生まれる子供の数が減少している少子化問題と平行して、産科医のなり手がいない、現在も産科医の不足が社会問題とされています。国はその対策として、「改正医療法第19条」を2006年6月に施行しました。
これは簡単にいうと、
「産科医は勤務時間が不規則でなり手が少ないなら、お産を大きな産院へ集約化して、産科医も施設の整った大きな病院で働くようにすればいい」
というものです。
これにより、地域の小さな産科は減り(2007年4月現在、全国で105産院が閉鎖)、妊婦は遠くの大病院に行かなくてはならず、大病院に分娩が集中するせいで、せっかく大病院の産科医が増えても過重労働に拍車がかかることになりました。
さらに、
「助産所の開設には、産科医と救急医療機関の嘱託医との提携を義務付ける」
という項目まで付け加えられました。これまで助産所は、地域の小児科や内科や外科など、どの医師との提携でも開設できていましたが、地域の産院が減った上に、大病院は助産所との提携を嫌がるという悪循環で(自分のところで手いっぱいで助産所の面倒までは見切れない、また、危険な状態になってから運ばれて万が一の場合、病院が責任を取ることになるのは避けたい)、2008年4月までに嘱託医が見つからない助産所はお産が取り扱えなくなります。助産師たちは開業できなくなり、助産所での出産はもちろん、自宅での出産もできなくなってしまうのです。

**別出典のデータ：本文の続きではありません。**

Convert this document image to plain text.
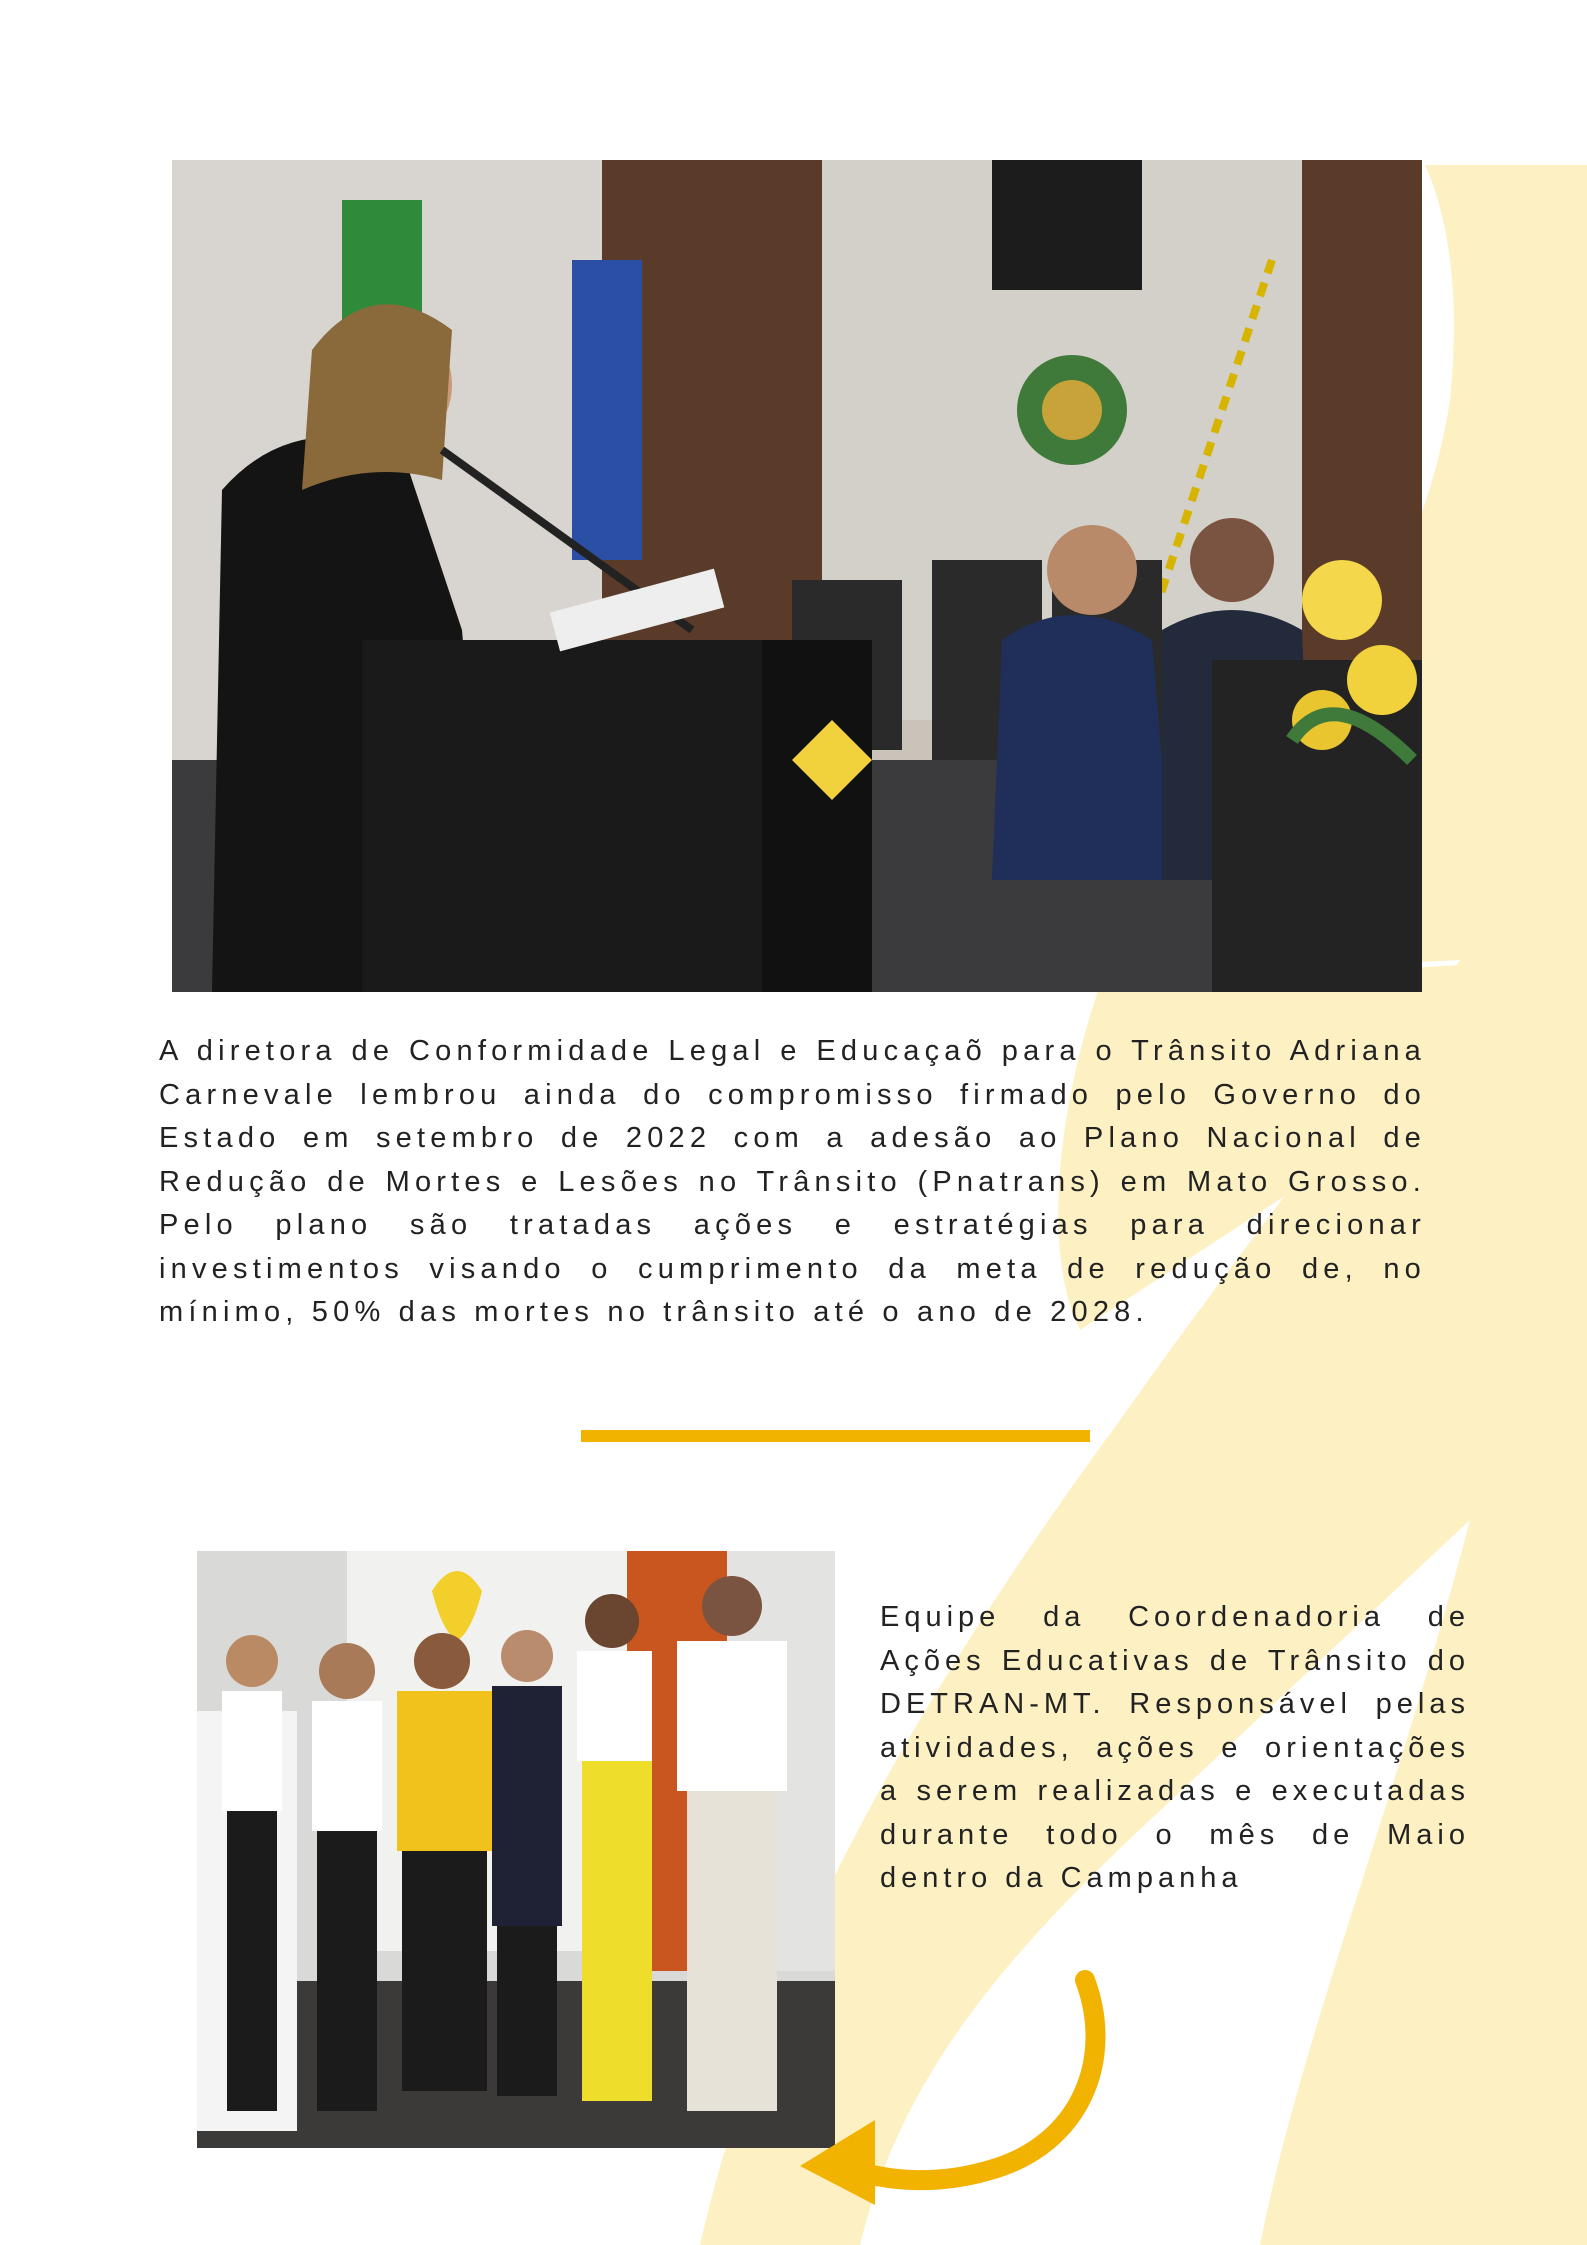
A diretora de Conformidade Legal e Educaçaõ para o Trânsito Adriana Carnevale lembrou ainda do compromisso firmado pelo Governo do Estado em setembro de 2022 com a adesão ao Plano Nacional de Redução de Mortes e Lesões no Trânsito (Pnatrans) em Mato Grosso. Pelo plano são tratadas ações e estratégias para direcionar investimentos visando o cumprimento da meta de redução de, no mínimo, 50% das mortes no trânsito até o ano de 2028.

Equipe da Coordenadoria de Ações Educativas de Trânsito do DETRAN-MT. Responsável pelas atividades, ações e orientações a serem realizadas e executadas durante todo o mês de Maio dentro da Campanha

病院まで車で2時間などという地方に住んでいる人はどうしたらいいのでしょう。実際問題として、年間に車中分娩は相当数あるそうです。
このような理由で、都心でも、人気の産院や助産所は妊娠に気づいたらすぐに予約を入れないと定員でいっぱいになり、“お産難民”が生まれてしまうのです。
■ 現在の改正医療法第19条をどうすればいいのか。
では、「改正医療法第19条」をどうしたらいいのでしょう。
ここでは、大病院と個人産院と助産所の提携をしやすくできるような、システムの抜本的な見直しが求められています。
たとえば、大病院の中にバースセンターを作り、医師、看護師、助産師たちがともに働く環境を整えて情報交換をしたり、地域の小さな産院、助産所も開設しやすくなる条件を整えて、搬送システムの連携をよくしたり……。そうすれば、妊婦たちの出産の選択は増え、大病院にお産が集中することも避けられ、産科医たちの過重労働が問題になることもなくなるでしょう。日本のお産環境が豊かになるかどうかは、この改正医療法第19条にかかっているといえそうです。
この改正医療法第19条のさらなる改正のためには、現段階では、地道な署名活動を通して訴えていくしかないようです。